Mr. Hammerschmidt said that mechanics determined that an electrical problem in the co-pilot's stabilizer trim switch had resulted in an inability to bring the nose of the plane up and intermittently failing to trim the nose down. A secondary trim switch also did not work properly. The safety board quarantined the parts pending investigation.
The American pilots told investigators that they were able to control the aircraft at all times. Mr. Hammerschmidt said the pilots told investigators that they were aware of the Alaska Airlines crash "and decided not to troubleshoot the problem any further."
Mr.

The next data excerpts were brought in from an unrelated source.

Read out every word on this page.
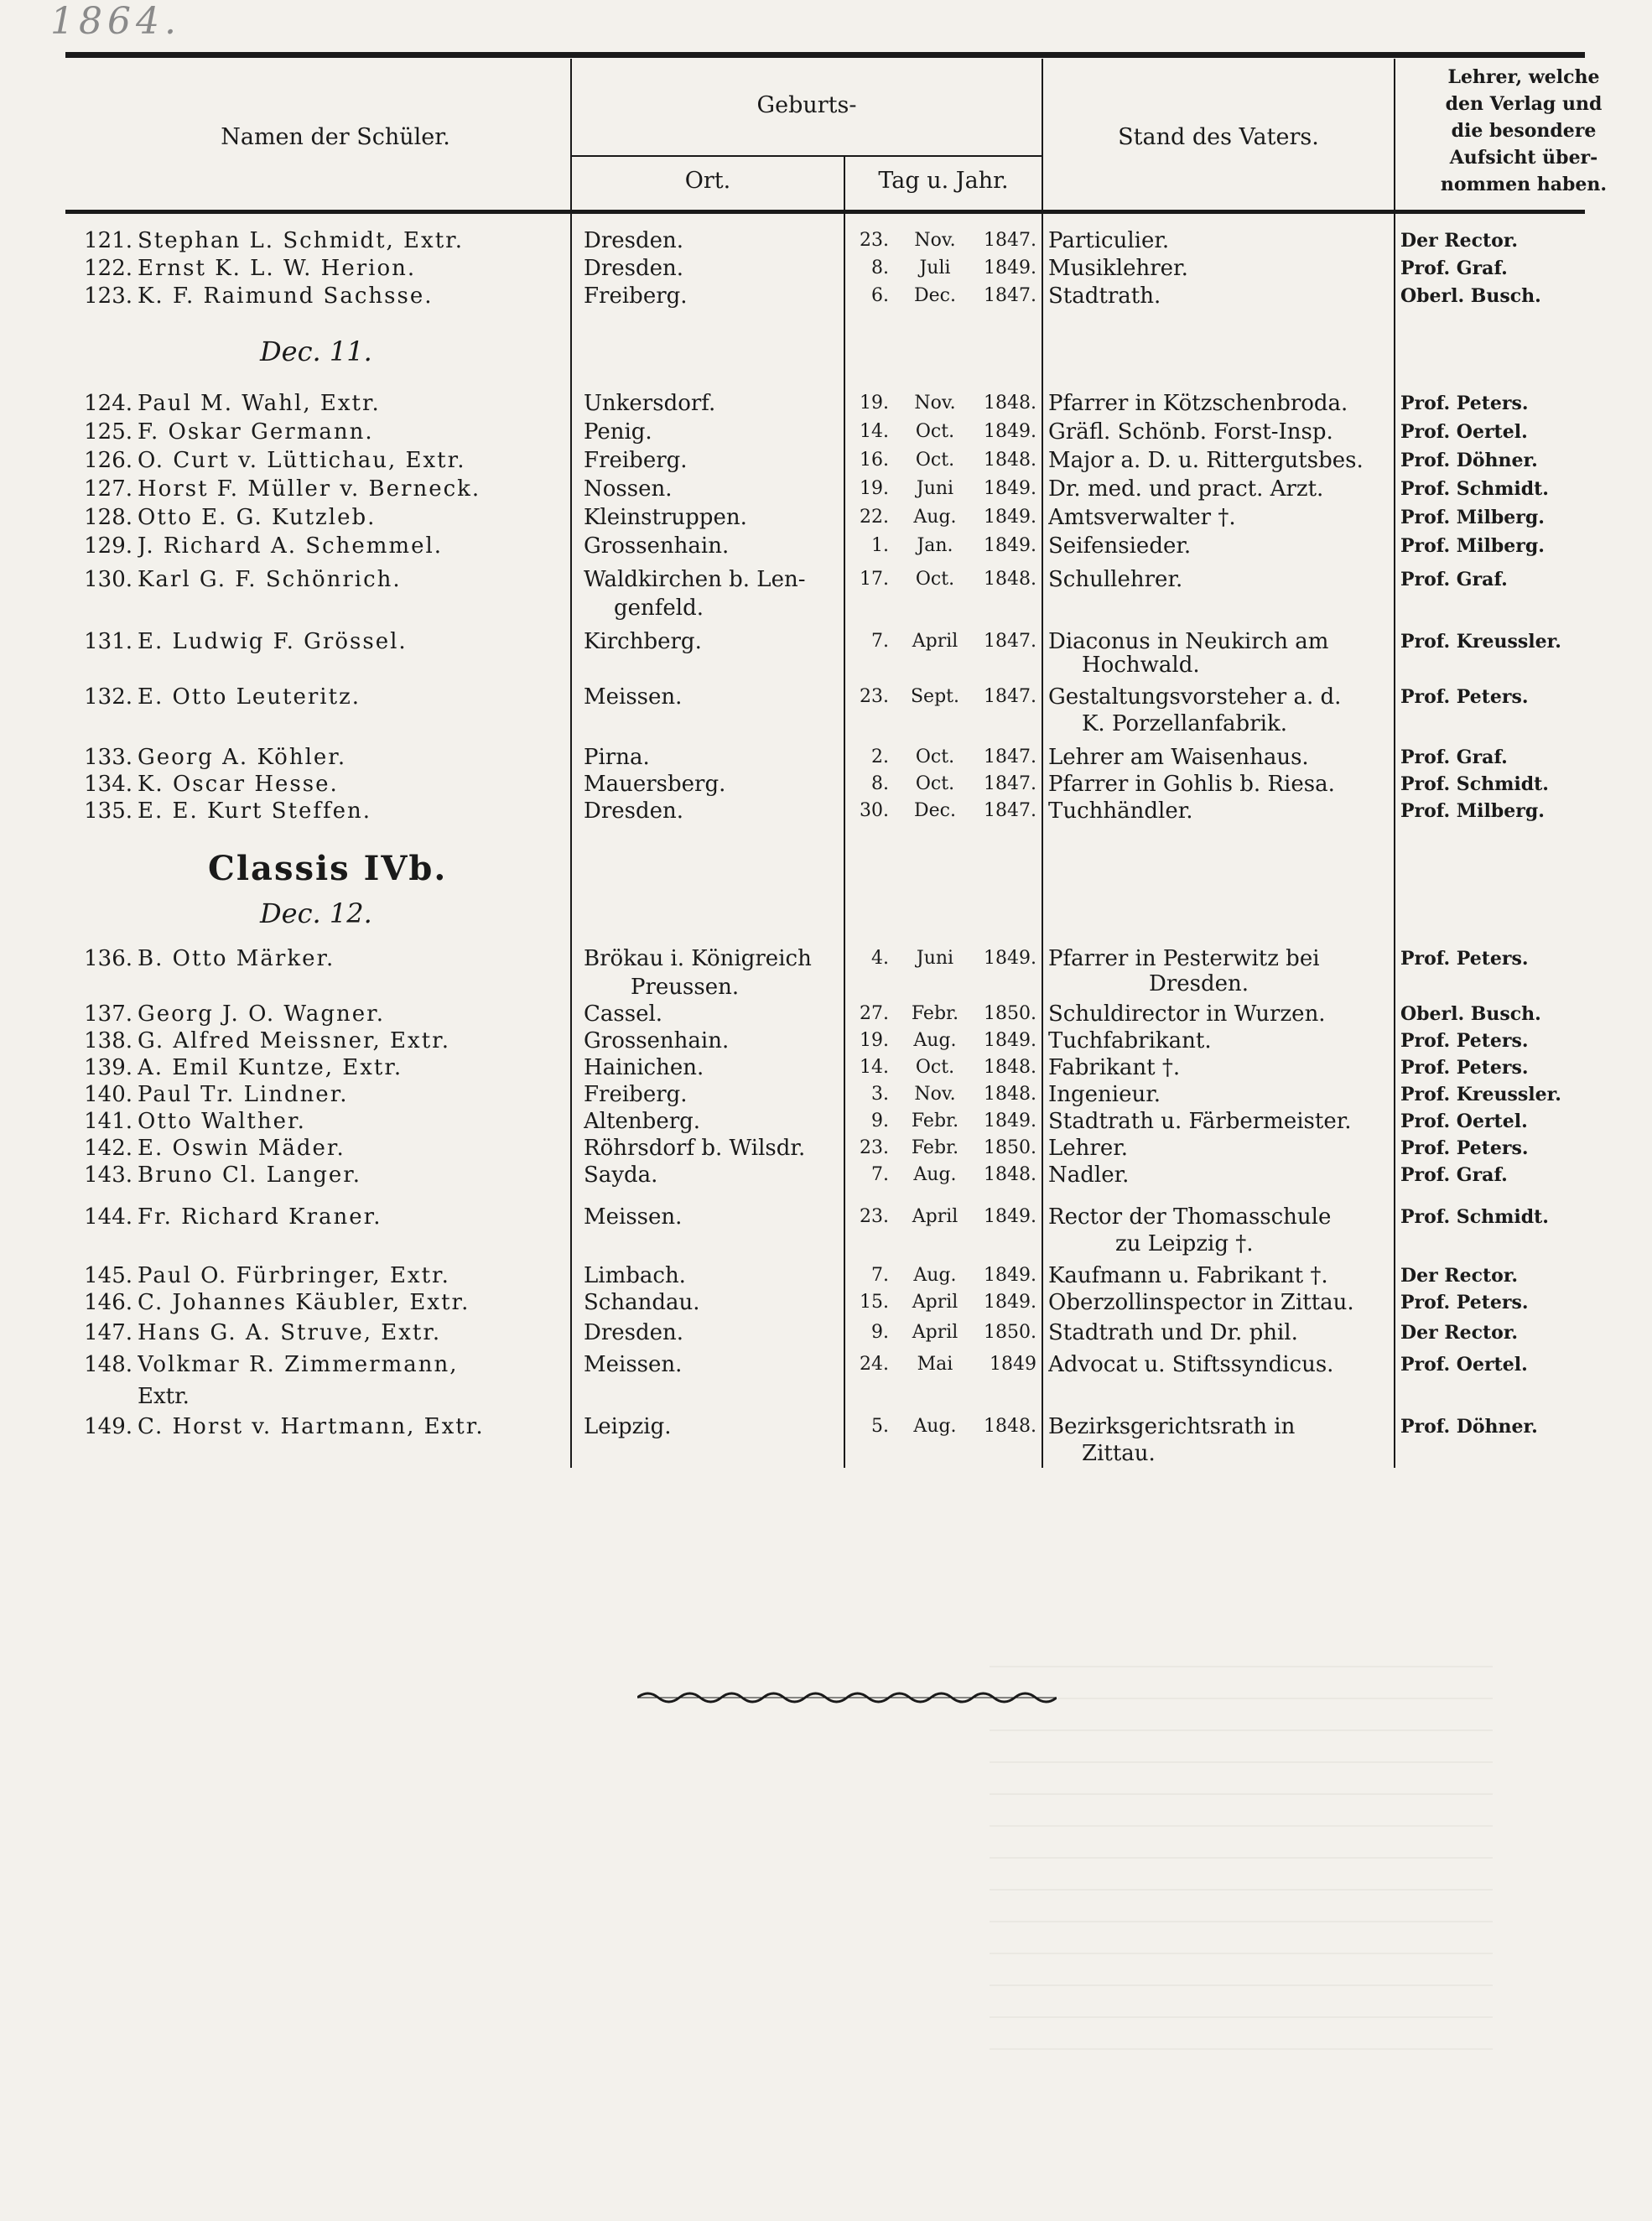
1864.
Namen der Schüler.
Geburts-
Ort.	Tag u. Jahr.
Stand des Vaters.
Lehrer, welche
den Verlag und
die besondere
Aufsicht über-
nommen haben.
121. Stephan L. Schmidt, Extr.	Dresden.	23.	Nov.	1847. Particulier.	Der Rector.
122. Ernst K. L. W. Herion.	Dresden.	8.	Juli	1849. Musiklehrer.	Prof. Graf.
123. K. F. Raimund Sachsse.	Freiberg.	6.	Dec.	1847. Stadtrath.	Oberl. Busch.
Dec. 11.
124. Paul M. Wahl, Extr.	Unkersdorf.	19.	Nov.	1848. Pfarrer in Kötzschenbroda.	Prof. Peters.
125. F. Oskar Germann.	Penig.	14.	Oct.	1849. Gräfl. Schönb. Forst-Insp.	Prof. Oertel.
126. O. Curt v. Lüttichau, Extr.	Freiberg.	16.	Oct.	1848. Major a. D. u. Rittergutsbes.	Prof. Döhner.
127. Horst F. Müller v. Berneck.	Nossen.	19.	Juni	1849. Dr. med. und pract. Arzt.	Prof. Schmidt.
128. Otto E. G. Kutzleb.	Kleinstruppen.	22.	Aug.	1849. Amtsverwalter †.	Prof. Milberg.
129. J. Richard A. Schemmel.	Grossenhain.	1.	Jan.	1849. Seifensieder.	Prof. Milberg.
130. Karl G. F. Schönrich.	Waldkirchen b. Len-	17.	Oct.	1848. Schullehrer.	Prof. Graf.
genfeld.
131. E. Ludwig F. Grössel.	Kirchberg.	7.	April	1847. Diaconus in Neukirch am	Prof. Kreussler.
Hochwald.
132. E. Otto Leuteritz.	Meissen.	23.	Sept.	1847. Gestaltungsvorsteher a. d.	Prof. Peters.
K. Porzellanfabrik.
133. Georg A. Köhler.	Pirna.	2.	Oct.	1847. Lehrer am Waisenhaus.	Prof. Graf.
134. K. Oscar Hesse.	Mauersberg.	8.	Oct.	1847. Pfarrer in Gohlis b. Riesa.	Prof. Schmidt.
135. E. E. Kurt Steffen.	Dresden.	30.	Dec.	1847. Tuchhändler.	Prof. Milberg.
Classis IVb.
Dec. 12.
136. B. Otto Märker.	Brökau i. Königreich	4.	Juni	1849. Pfarrer in Pesterwitz bei	Prof. Peters.
Preussen.	Dresden.
137. Georg J. O. Wagner.	Cassel.	27.	Febr.	1850. Schuldirector in Wurzen.	Oberl. Busch.
138. G. Alfred Meissner, Extr.	Grossenhain.	19.	Aug.	1849. Tuchfabrikant.	Prof. Peters.
139. A. Emil Kuntze, Extr.	Hainichen.	14.	Oct.	1848. Fabrikant †.	Prof. Peters.
140. Paul Tr. Lindner.	Freiberg.	3.	Nov.	1848. Ingenieur.	Prof. Kreussler.
141. Otto Walther.	Altenberg.	9.	Febr.	1849. Stadtrath u. Färbermeister.	Prof. Oertel.
142. E. Oswin Mäder.	Röhrsdorf b. Wilsdr.	23.	Febr.	1850. Lehrer.	Prof. Peters.
143. Bruno Cl. Langer.	Sayda.	7.	Aug.	1848. Nadler.	Prof. Graf.
144. Fr. Richard Kraner.	Meissen.	23.	April	1849. Rector der Thomasschule	Prof. Schmidt.
zu Leipzig †.
145. Paul O. Fürbringer, Extr.	Limbach.	7.	Aug.	1849. Kaufmann u. Fabrikant †.	Der Rector.
146. C. Johannes Käubler, Extr.	Schandau.	15.	April	1849. Oberzollinspector in Zittau.	Prof. Peters.
147. Hans G. A. Struve, Extr.	Dresden.	9.	April	1850. Stadtrath und Dr. phil.	Der Rector.
148. Volkmar R. Zimmermann,	Meissen.	24.	Mai	1849 Advocat u. Stiftssyndicus.	Prof. Oertel.
Extr.
149. C. Horst v. Hartmann, Extr.	Leipzig.	5.	Aug.	1848. Bezirksgerichtsrath in	Prof. Döhner.
Zittau.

Hall said the cockpit voice recording from the Alaska Airlines flight added further details to information that was already gleaned from conversations that the crew had with air traffic controllers and maintenance experts.
Officials also said Thursday that the plane had reported no mechanical problems on its two previous flights before the accident.
Investigators now know that the stabilizer problem had been nagging the crew well before the final 11 minutes of the flight. Mr. Hall said the problem apparently became worse as the crew tried to diagnose and fix it.
The plane's final dive apparently began within a minute after the crew told a controller that they needed to change the airplane's configuration for descent.
Navy officials said late Thursday that they had identified pieces of the tail assembly, including the horizontal stabilizer, on the ocean floor. Navy officials said video of a 100-foot swath of wreckage showed that the largest piece of the outside fuselage was about 5 to 6 feet long, but most were less than 3 feet.
Navy officials said they were bringing additional vessels to the area to map the debris field. One will have ability to recover human remains and significant components of the aircraft, but officials sidestepped specific questions about when removal of human remains would begin.